Il y a un souci de ce point de vue ?

Oui. Sur le terrain nous n’avons pas observé de la part des Etats la mise en place de ces mécanismes alternatifs. On a également pu constater que les droits des enfants sont mal respectés. J’ai visité des centres en Grèce et en Italie et, de l’autre côté de la frontière, en Tunisie et en Turquie. Et j’ai vu des mineurs partout, particulièrement en Grèce.

Les ONG estiment que certaines opérations de Frontex(1) sont contraires au principe de non-refoulement inscrit dans le droit européen. Partagez-vous ce sentiment ?

Cette protection s’applique aux personnes qui risquent d’être persécutées dans leur pays ou qui s’exposent à des traitements dégradants – par exemple, le fait de ne pas pouvoir être soigné dans de bonnes conditions. Mais ce principe ne peut être mis en œuvre que si quelqu’un de compétent vérifie dans chaque cas s’il y a un besoin de protection. Cela peut-être le HCR, la Croix-Rouge, un personnel spécialisé formé pour cela mais il faut qu’il y ait une évaluation individuelle. Or dans les cas de détention massive que nous avons analysés, cela n’a pas été fait.Autre exemple : l’Italie a passé des accords bilatéraux avec la Tunisie, et l’Egypte pour le renvoi extrêmement rapide (moins de 72 h) de ressortissants de ces pays interceptés en mer. Ils sont amenés dans des centres de détention ad hoc, c’est-à-dire un hangar réquisitionné, et ensuite à l’aéroport de Palerme où deux charters sont affrétés par semaine. Mais aucun des organes qui a pour mission de faire les visites d’évaluation dans ce type de centre n’y a accès. Je n’ai rien contre un renvoi rapide, cela ne sert à rien de donner aux gens l’illusion qu’ils ont le droit de rester quand ce n’est pas le cas.
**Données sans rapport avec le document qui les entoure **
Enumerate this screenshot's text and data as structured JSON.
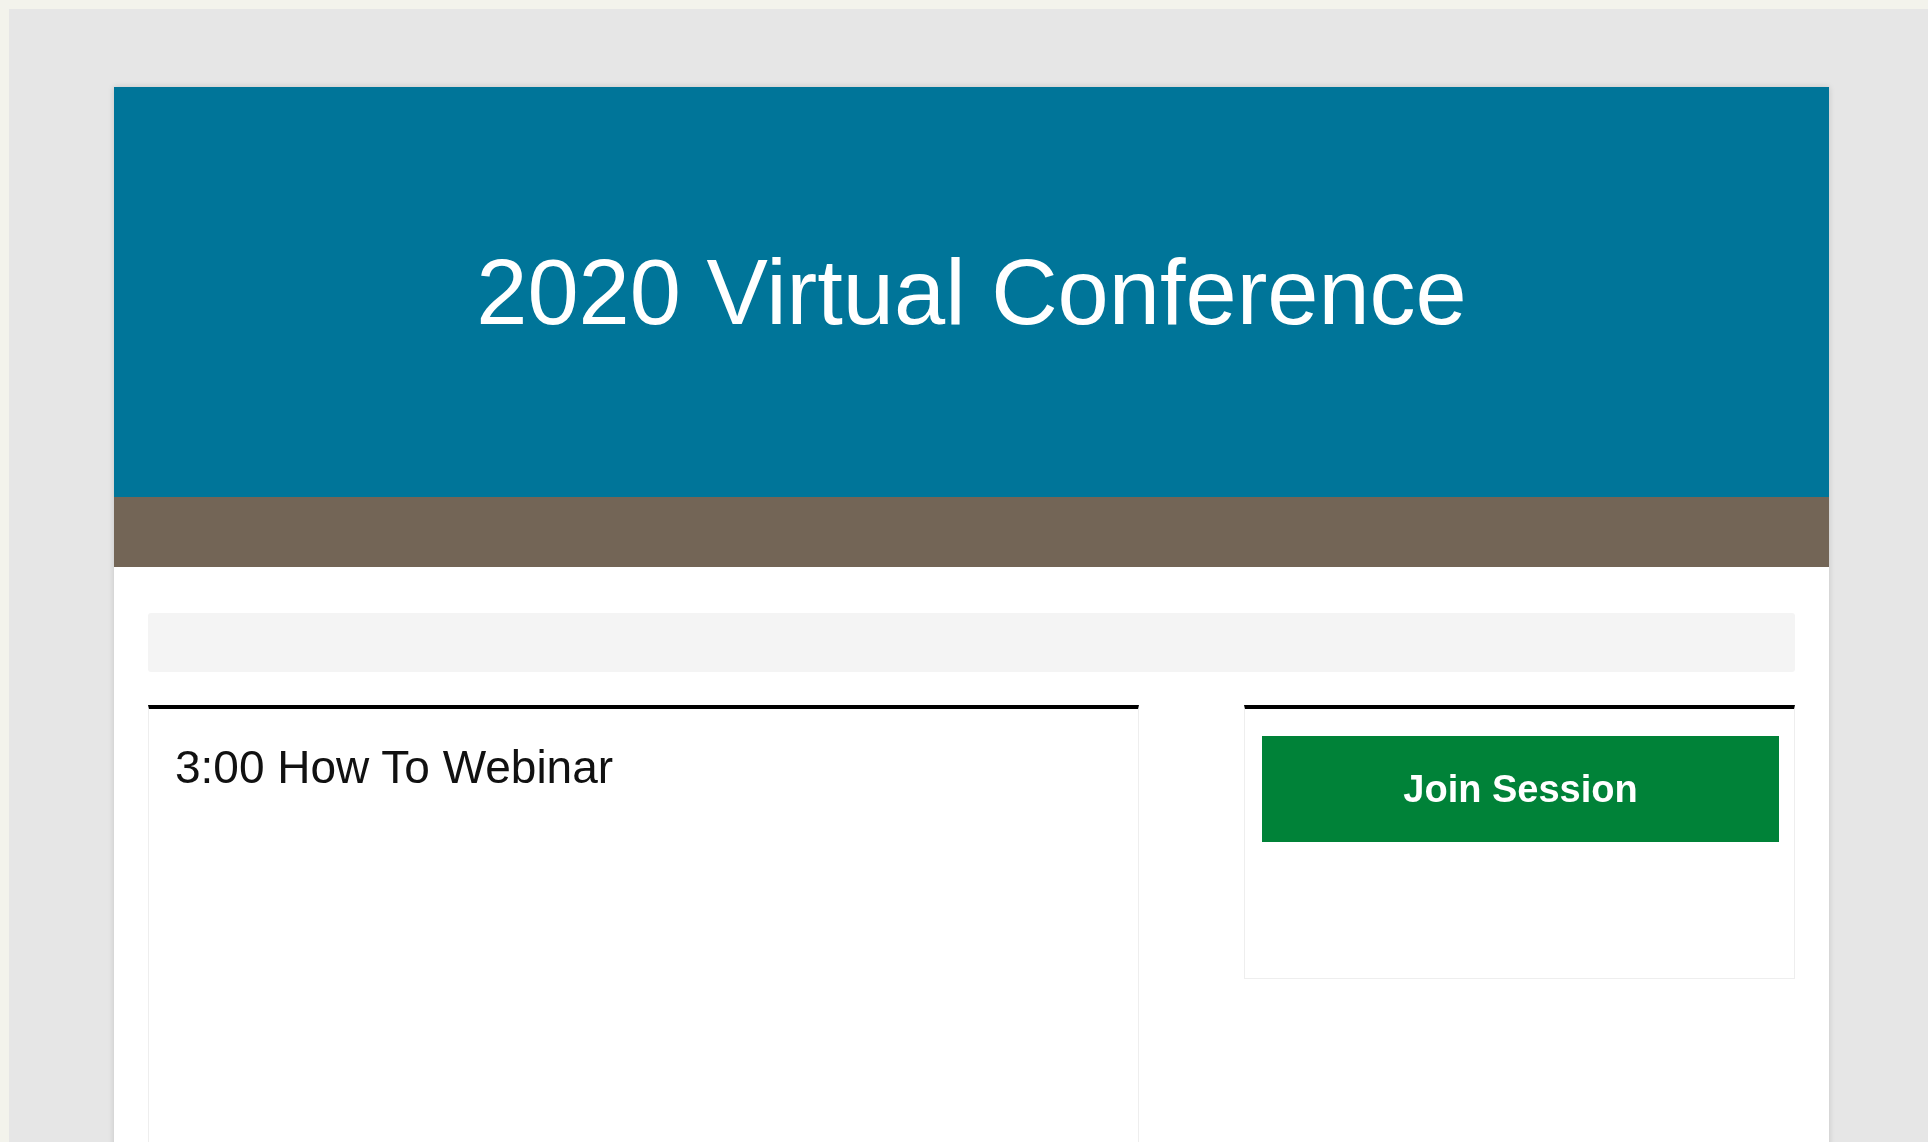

Mais on ne peut pas le faire sans vérifier s’ils n’ont pas besoin de protection.

Pourquoi l’Europe attire-t-elle les migrations irrégulières ?
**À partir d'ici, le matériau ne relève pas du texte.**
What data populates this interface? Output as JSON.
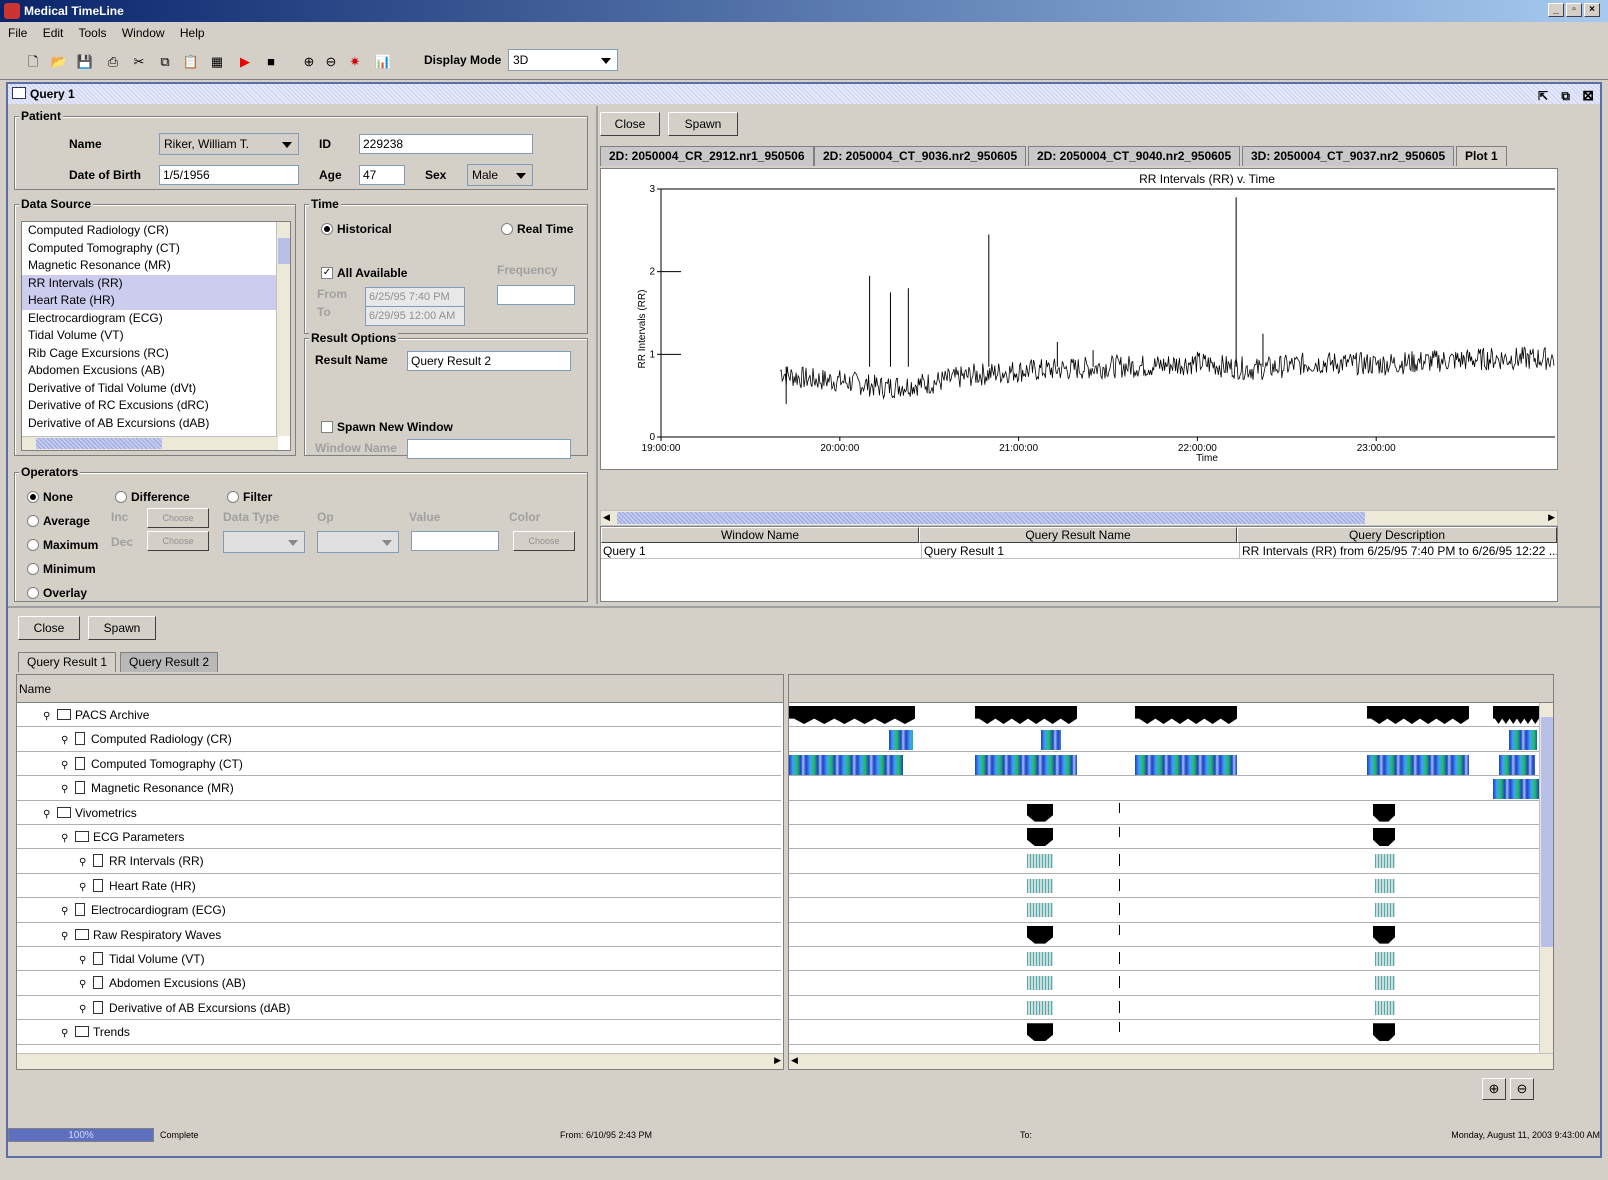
{
  "app": {
    "title": "Medical TimeLine"
  },
  "menu": [
    "File",
    "Edit",
    "Tools",
    "Window",
    "Help"
  ],
  "toolbar": {
    "display_mode_label": "Display Mode",
    "display_mode_value": "3D"
  },
  "query_window": {
    "title": "Query 1"
  },
  "patient": {
    "group_label": "Patient",
    "name_label": "Name",
    "name_value": "Riker, William T.",
    "id_label": "ID",
    "id_value": "229238",
    "dob_label": "Date of Birth",
    "dob_value": "1/5/1956",
    "age_label": "Age",
    "age_value": "47",
    "sex_label": "Sex",
    "sex_value": "Male"
  },
  "data_source": {
    "group_label": "Data Source",
    "items": [
      "Computed Radiology (CR)",
      "Computed Tomography (CT)",
      "Magnetic Resonance (MR)",
      "RR Intervals (RR)",
      "Heart Rate (HR)",
      "Electrocardiogram (ECG)",
      "Tidal Volume (VT)",
      "Rib Cage Excursions (RC)",
      "Abdomen Excusions (AB)",
      "Derivative of Tidal Volume (dVt)",
      "Derivative of RC Excusions (dRC)",
      "Derivative of AB Excursions (dAB)"
    ],
    "selected": [
      3,
      4
    ]
  },
  "time": {
    "group_label": "Time",
    "historical": "Historical",
    "realtime": "Real Time",
    "all_available": "All Available",
    "frequency": "Frequency",
    "from_label": "From",
    "from_value": "6/25/95 7:40 PM",
    "to_label": "To",
    "to_value": "6/29/95 12:00 AM"
  },
  "result_options": {
    "group_label": "Result Options",
    "result_name_label": "Result Name",
    "result_name_value": "Query Result 2",
    "spawn_new_window": "Spawn New Window",
    "window_name_label": "Window Name"
  },
  "operators": {
    "group_label": "Operators",
    "none": "None",
    "difference": "Difference",
    "filter": "Filter",
    "average": "Average",
    "maximum": "Maximum",
    "minimum": "Minimum",
    "overlay": "Overlay",
    "inc": "Inc",
    "dec": "Dec",
    "choose": "Choose",
    "data_type": "Data Type",
    "op": "Op",
    "value": "Value",
    "color": "Color"
  },
  "plot_panel": {
    "close": "Close",
    "spawn": "Spawn",
    "tabs": [
      "2D: 2050004_CR_2912.nr1_950506",
      "2D: 2050004_CT_9036.nr2_950605",
      "2D: 2050004_CT_9040.nr2_950605",
      "3D: 2050004_CT_9037.nr2_950605",
      "Plot 1"
    ],
    "table_headers": [
      "Window Name",
      "Query Result Name",
      "Query Description"
    ],
    "table_rows": [
      [
        "Query 1",
        "Query Result 1",
        "RR Intervals (RR) from 6/25/95 7:40 PM to 6/26/95 12:22 ..."
      ]
    ]
  },
  "chart_data": {
    "type": "line",
    "title": "RR Intervals (RR) v. Time",
    "xlabel": "Time",
    "ylabel": "RR Intervals (RR)",
    "x_ticks": [
      "19:00:00",
      "20:00:00",
      "21:00:00",
      "22:00:00",
      "23:00:00"
    ],
    "y_ticks": [
      "0",
      "1",
      "2",
      "3"
    ],
    "ylim": [
      0,
      3
    ],
    "xlim": [
      "19:00:00",
      "24:00:00"
    ],
    "series": [
      {
        "values_desc": "noisy RR intervals",
        "x": [
          "19:40",
          "19:42",
          "19:50",
          "20:00",
          "20:15",
          "20:30",
          "20:45",
          "21:00",
          "21:15",
          "21:30",
          "21:45",
          "22:00",
          "22:10",
          "22:20",
          "22:40",
          "23:00",
          "23:20",
          "23:40",
          "24:00"
        ],
        "values": [
          0.8,
          0.75,
          0.7,
          0.68,
          0.6,
          0.65,
          0.75,
          0.8,
          0.82,
          0.85,
          0.86,
          0.9,
          0.85,
          0.82,
          0.9,
          0.88,
          0.92,
          0.95,
          0.95
        ]
      }
    ],
    "spikes": [
      {
        "x": "19:42",
        "y": 0.4
      },
      {
        "x": "20:10",
        "y": 1.95
      },
      {
        "x": "20:17",
        "y": 1.75
      },
      {
        "x": "20:23",
        "y": 1.8
      },
      {
        "x": "20:50",
        "y": 2.45
      },
      {
        "x": "21:13",
        "y": 1.15
      },
      {
        "x": "21:25",
        "y": 1.05
      },
      {
        "x": "22:13",
        "y": 2.9
      },
      {
        "x": "22:22",
        "y": 1.25
      }
    ]
  },
  "results": {
    "close": "Close",
    "spawn": "Spawn",
    "tabs": [
      "Query Result 1",
      "Query Result 2"
    ],
    "column_name": "Name",
    "tree": [
      {
        "label": "PACS Archive",
        "depth": 1,
        "type": "folder"
      },
      {
        "label": "Computed Radiology (CR)",
        "depth": 2,
        "type": "doc"
      },
      {
        "label": "Computed Tomography (CT)",
        "depth": 2,
        "type": "doc"
      },
      {
        "label": "Magnetic Resonance (MR)",
        "depth": 2,
        "type": "doc"
      },
      {
        "label": "Vivometrics",
        "depth": 1,
        "type": "folder"
      },
      {
        "label": "ECG Parameters",
        "depth": 2,
        "type": "folder"
      },
      {
        "label": "RR Intervals (RR)",
        "depth": 3,
        "type": "doc"
      },
      {
        "label": "Heart Rate (HR)",
        "depth": 3,
        "type": "doc"
      },
      {
        "label": "Electrocardiogram (ECG)",
        "depth": 2,
        "type": "doc"
      },
      {
        "label": "Raw Respiratory Waves",
        "depth": 2,
        "type": "folder"
      },
      {
        "label": "Tidal Volume (VT)",
        "depth": 3,
        "type": "doc"
      },
      {
        "label": "Abdomen Excusions (AB)",
        "depth": 3,
        "type": "doc"
      },
      {
        "label": "Derivative of AB Excursions (dAB)",
        "depth": 3,
        "type": "doc"
      },
      {
        "label": "Trends",
        "depth": 2,
        "type": "folder"
      }
    ]
  },
  "status": {
    "progress": "100%",
    "state": "Complete",
    "from": "From:  6/10/95 2:43 PM",
    "to": "To:",
    "datetime": "Monday, August 11, 2003 9:43:00 AM"
  }
}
Parce qu’il y a un bassin d’emplois pour l’immigration exploitable. Il y a des employeurs en Europe dont la compétitivité est assurée parce qu’ils utilisent des gens à 3€ de l’heure dans le secteur agricole, de la construction et autres. Si nous ne payons par la barquette de fraises 17 €, c’est parce des migrants acceptent de travailler 10h par jour dans les champs pour 20€, comme j’ai pu le voir en Italie.

Tant que l’on n’a pas une ouverture à la migration légale pour ces besoins du marché du travail européen, les migrants continueront à arriver irrégulièrement parce que ces employeurs ont de toute façon besoin d’eux. Et plus la frontière est difficile à franchir, plus ils sont en situation vulnérable et facilement exploitables parce qu’ils ne votent pas, ils ne protestent pas et ne se plaignent pas. C’est un cercle vicieux. Il faut diminuer les facteurs d’exploitation et mettre en place un accès à la justice et aux services publics pour que ces personnes reçoivent le soutien nécessaire sans crainte d’être arrêtées et renvoyées chez eux.